To Save on Taxes Later in Life
If you have a Roth IRA, the withdrawals you make in retirement will not be subject to federal income tax. Since the majority of your IRA account balance will likely be comprised of earnings, the total value of tax savings down the road will far exceed the value you’d obtain from having your contributions be tax deductible.
To Avoid the Rules on Required Minimum Distributions
Once you reach age 70½, you must begin taking annual distributions from a traditional IRA, and these distributions must be above a certain minimum amount (which varies with your age and account balance). This will not only reduce the amount of savings you have growing on a tax deferred basis, but also subject you to current year taxation on the amount of the distributions. Roth IRAs are not subject to these rules, so some people are willing to give up current year deductibility by making contributions to a Roth account.
Estate Planning Advantages
The rules on passing on Roth IRAs are much more flexible and advantageous; so many individuals choose that account structure in order to help them better achieve their estate planning goals.
If You’re Covered by a 401(k) Plan at Work
All of the advantages of making non-deductible contributions highlighted above apply to Roth IRAs. But there are also situations where you might want to make non-deductible contributions to a traditional IRA as well.

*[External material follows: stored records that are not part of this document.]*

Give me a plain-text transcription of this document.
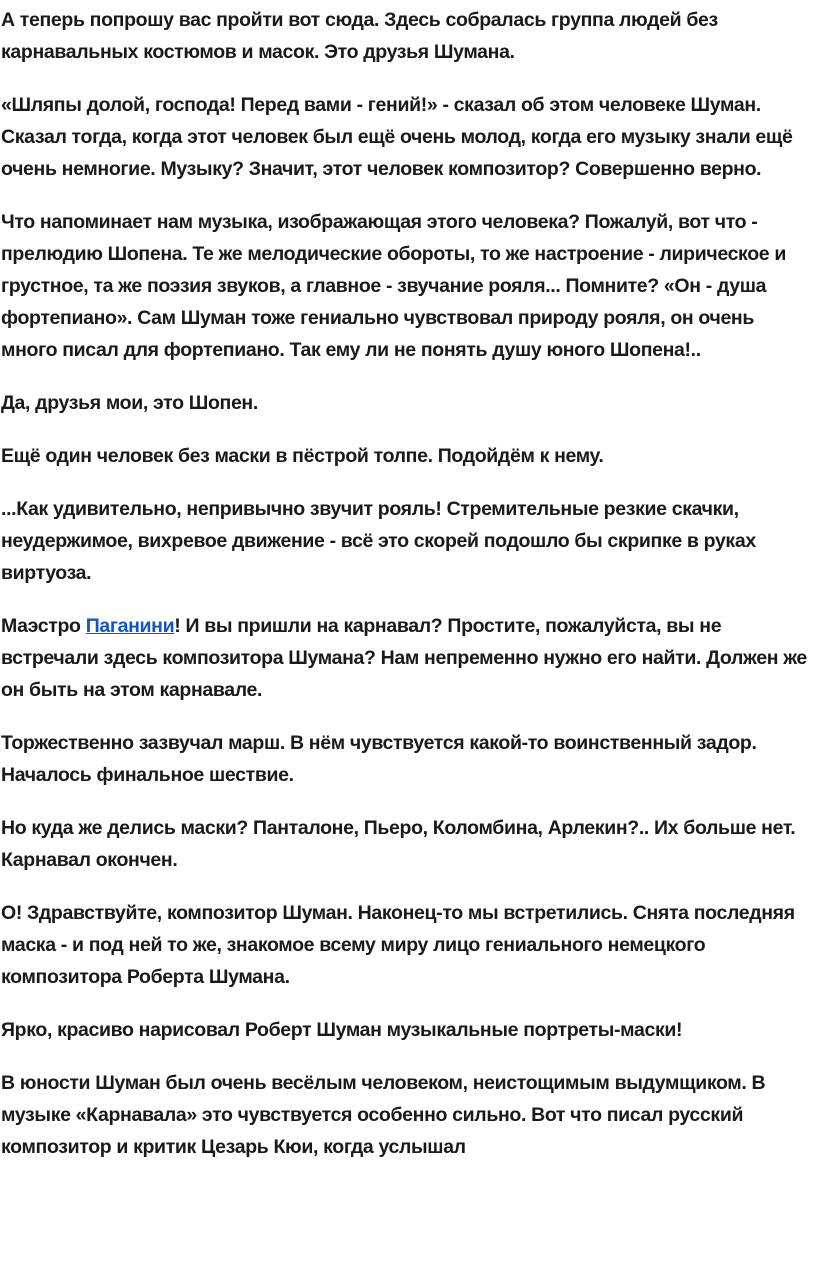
А теперь попрошу вас пройти вот сюда. Здесь собралась группа людей без карнавальных костюмов и масок. Это друзья Шумана.

«Шляпы долой, господа! Перед вами - гений!» - сказал об этом человеке Шуман. Сказал тогда, когда этот человек был ещё очень молод, когда его музыку знали ещё очень немногие. Музыку? Значит, этот человек композитор? Совершенно верно.

Что напоминает нам музыка, изображающая этого человека? Пожалуй, вот что - прелюдию Шопена. Те же мелодические обороты, то же настроение - лирическое и грустное, та же поэзия звуков, а главное - звучание рояля... Помните? «Он - душа фортепиано». Сам Шуман тоже гениально чувствовал природу рояля, он очень много писал для фортепиано. Так ему ли не понять душу юного Шопена!..

Да, друзья мои, это Шопен.

Ещё один человек без маски в пёстрой толпе. Подойдём к нему.

...Как удивительно, непривычно звучит рояль! Стремительные резкие скачки, неудержимое, вихревое движение - всё это скорей подошло бы скрипке в руках виртуоза.

Маэстро Паганини! И вы пришли на карнавал? Простите, пожалуйста, вы не встречали здесь композитора Шумана? Нам непременно нужно его найти. Должен же он быть на этом карнавале.

Торжественно зазвучал марш. В нём чувствуется какой-то воинственный задор. Началось финальное шествие.

Но куда же делись маски? Панталоне, Пьеро, Коломбина, Арлекин?.. Их больше нет. Карнавал окончен.

О! Здравствуйте, композитор Шуман. Наконец-то мы встретились. Снята последняя маска - и под ней то же, знакомое всему миру лицо гениального немецкого композитора Роберта Шумана.

Ярко, красиво нарисовал Роберт Шуман музыкальные портреты-маски!

В юности Шуман был очень весёлым человеком, неистощимым выдумщиком. В музыке «Карнавала» это чувствуется особенно сильно. Вот что писал русский композитор и критик Цезарь Кюи, когда услышал
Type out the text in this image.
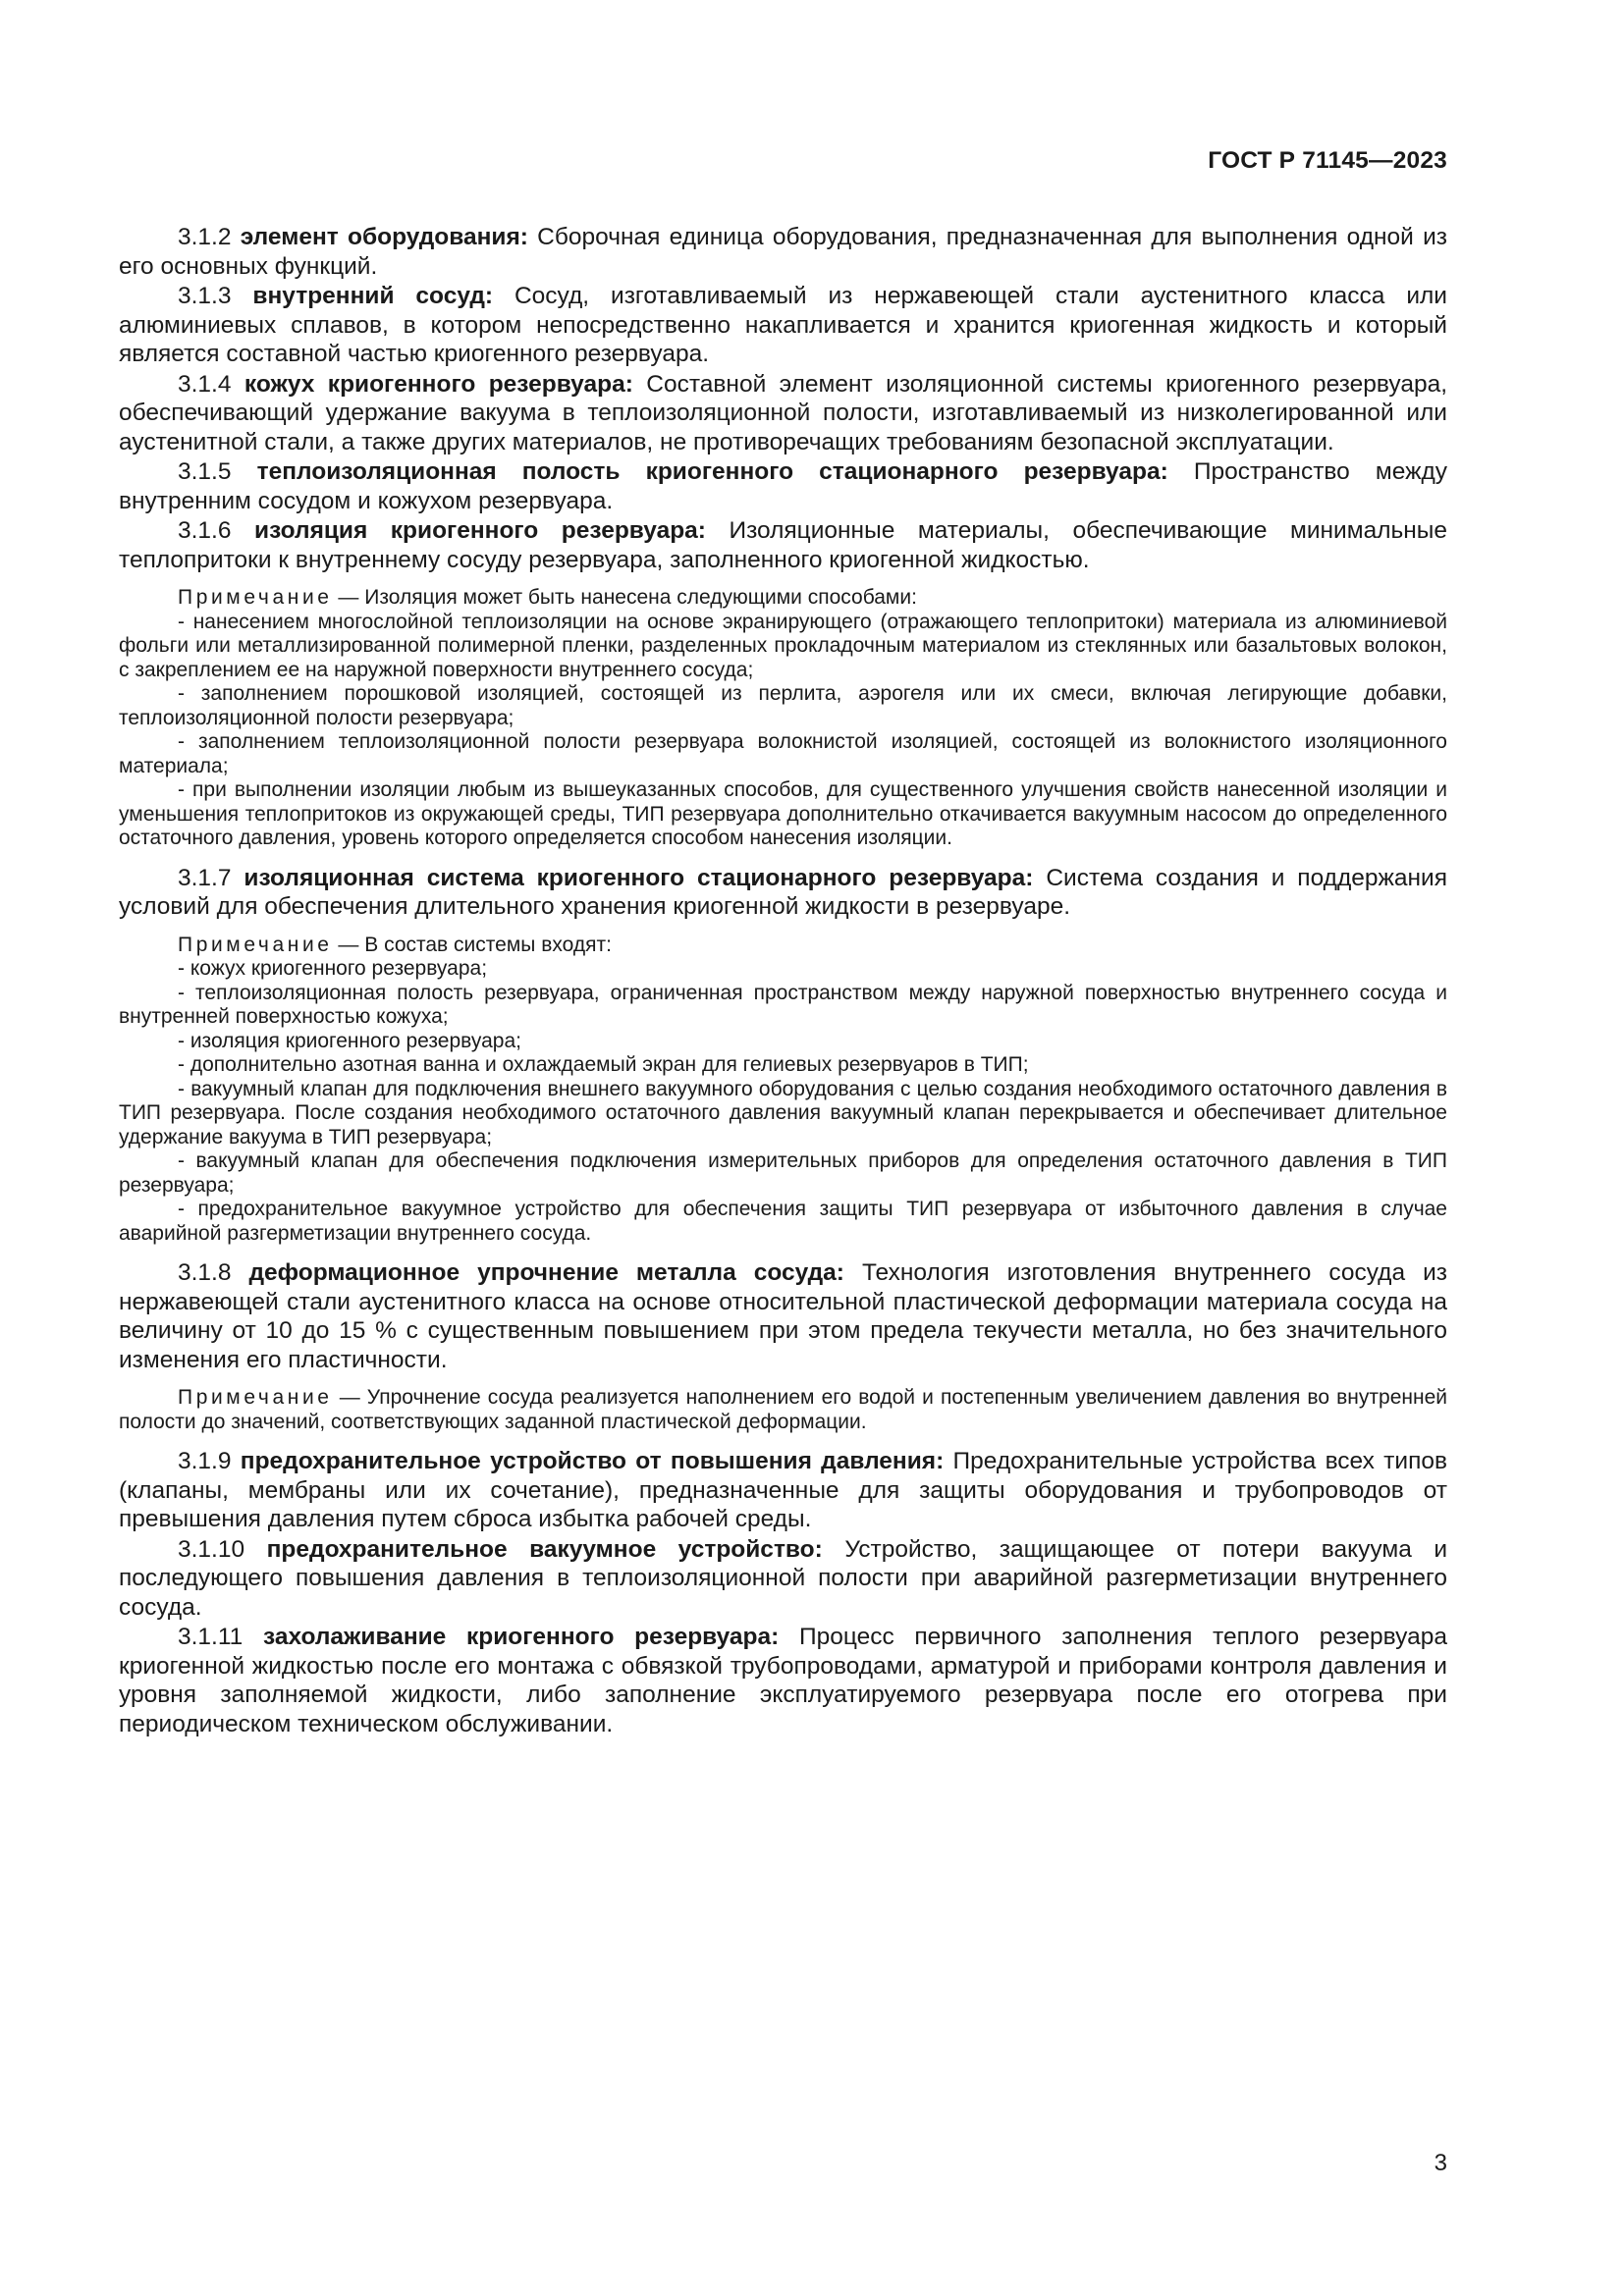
ГОСТ Р 71145—2023

3.1.2 элемент оборудования: Сборочная единица оборудования, предназначенная для выполнения одной из его основных функций.

3.1.3 внутренний сосуд: Сосуд, изготавливаемый из нержавеющей стали аустенитного класса или алюминиевых сплавов, в котором непосредственно накапливается и хранится криогенная жидкость и который является составной частью криогенного резервуара.

3.1.4 кожух криогенного резервуара: Составной элемент изоляционной системы криогенного резервуара, обеспечивающий удержание вакуума в теплоизоляционной полости, изготавливаемый из низколегированной или аустенитной стали, а также других материалов, не противоречащих требованиям безопасной эксплуатации.

3.1.5 теплоизоляционная полость криогенного стационарного резервуара: Пространство между внутренним сосудом и кожухом резервуара.

3.1.6 изоляция криогенного резервуара: Изоляционные материалы, обеспечивающие минимальные теплопритоки к внутреннему сосуду резервуара, заполненного криогенной жидкостью.

Примечание — Изоляция может быть нанесена следующими способами:

- нанесением многослойной теплоизоляции на основе экранирующего (отражающего теплопритоки) материала из алюминиевой фольги или металлизированной полимерной пленки, разделенных прокладочным материалом из стеклянных или базальтовых волокон, с закреплением ее на наружной поверхности внутреннего сосуда;

- заполнением порошковой изоляцией, состоящей из перлита, аэрогеля или их смеси, включая легирующие добавки, теплоизоляционной полости резервуара;

- заполнением теплоизоляционной полости резервуара волокнистой изоляцией, состоящей из волокнистого изоляционного материала;

- при выполнении изоляции любым из вышеуказанных способов, для существенного улучшения свойств нанесенной изоляции и уменьшения теплопритоков из окружающей среды, ТИП резервуара дополнительно откачивается вакуумным насосом до определенного остаточного давления, уровень которого определяется способом нанесения изоляции.

3.1.7 изоляционная система криогенного стационарного резервуара: Система создания и поддержания условий для обеспечения длительного хранения криогенной жидкости в резервуаре.

Примечание — В состав системы входят:

- кожух криогенного резервуара;

- теплоизоляционная полость резервуара, ограниченная пространством между наружной поверхностью внутреннего сосуда и внутренней поверхностью кожуха;

- изоляция криогенного резервуара;

- дополнительно азотная ванна и охлаждаемый экран для гелиевых резервуаров в ТИП;

- вакуумный клапан для подключения внешнего вакуумного оборудования с целью создания необходимого остаточного давления в ТИП резервуара. После создания необходимого остаточного давления вакуумный клапан перекрывается и обеспечивает длительное удержание вакуума в ТИП резервуара;

- вакуумный клапан для обеспечения подключения измерительных приборов для определения остаточного давления в ТИП резервуара;

- предохранительное вакуумное устройство для обеспечения защиты ТИП резервуара от избыточного давления в случае аварийной разгерметизации внутреннего сосуда.

3.1.8 деформационное упрочнение металла сосуда: Технология изготовления внутреннего сосуда из нержавеющей стали аустенитного класса на основе относительной пластической деформации материала сосуда на величину от 10 до 15 % с существенным повышением при этом предела текучести металла, но без значительного изменения его пластичности.

Примечание — Упрочнение сосуда реализуется наполнением его водой и постепенным увеличением давления во внутренней полости до значений, соответствующих заданной пластической деформации.

3.1.9 предохранительное устройство от повышения давления: Предохранительные устройства всех типов (клапаны, мембраны или их сочетание), предназначенные для защиты оборудования и трубопроводов от превышения давления путем сброса избытка рабочей среды.

3.1.10 предохранительное вакуумное устройство: Устройство, защищающее от потери вакуума и последующего повышения давления в теплоизоляционной полости при аварийной разгерметизации внутреннего сосуда.

3.1.11 захолаживание криогенного резервуара: Процесс первичного заполнения теплого резервуара криогенной жидкостью после его монтажа с обвязкой трубопроводами, арматурой и приборами контроля давления и уровня заполняемой жидкости, либо заполнение эксплуатируемого резервуара после его отогрева при периодическом техническом обслуживании.

3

For example, some individuals choose to participate in an employer sponsored retirement program such as a 401(k). Participation in a 401(k) plan won’t affect their ability to contribute to an IRA (either a Roth or a traditional account), but it will impact their ability to take a tax deduction for a contribution to a traditional account. For 2013, single taxpayer who’s covered by a 401(k) can’t take a deduction for their traditional IRA contribution if their modified adjusted gross income is $69,000 or more. And if that same individual’s income is over $127,000 they’re not permitted to contribute to a Roth IRA
This means that in order to make a contribution to their IRA account (which is always a good idea from a long term perspective), that person will need to make a non-deductible contribution to a traditional account.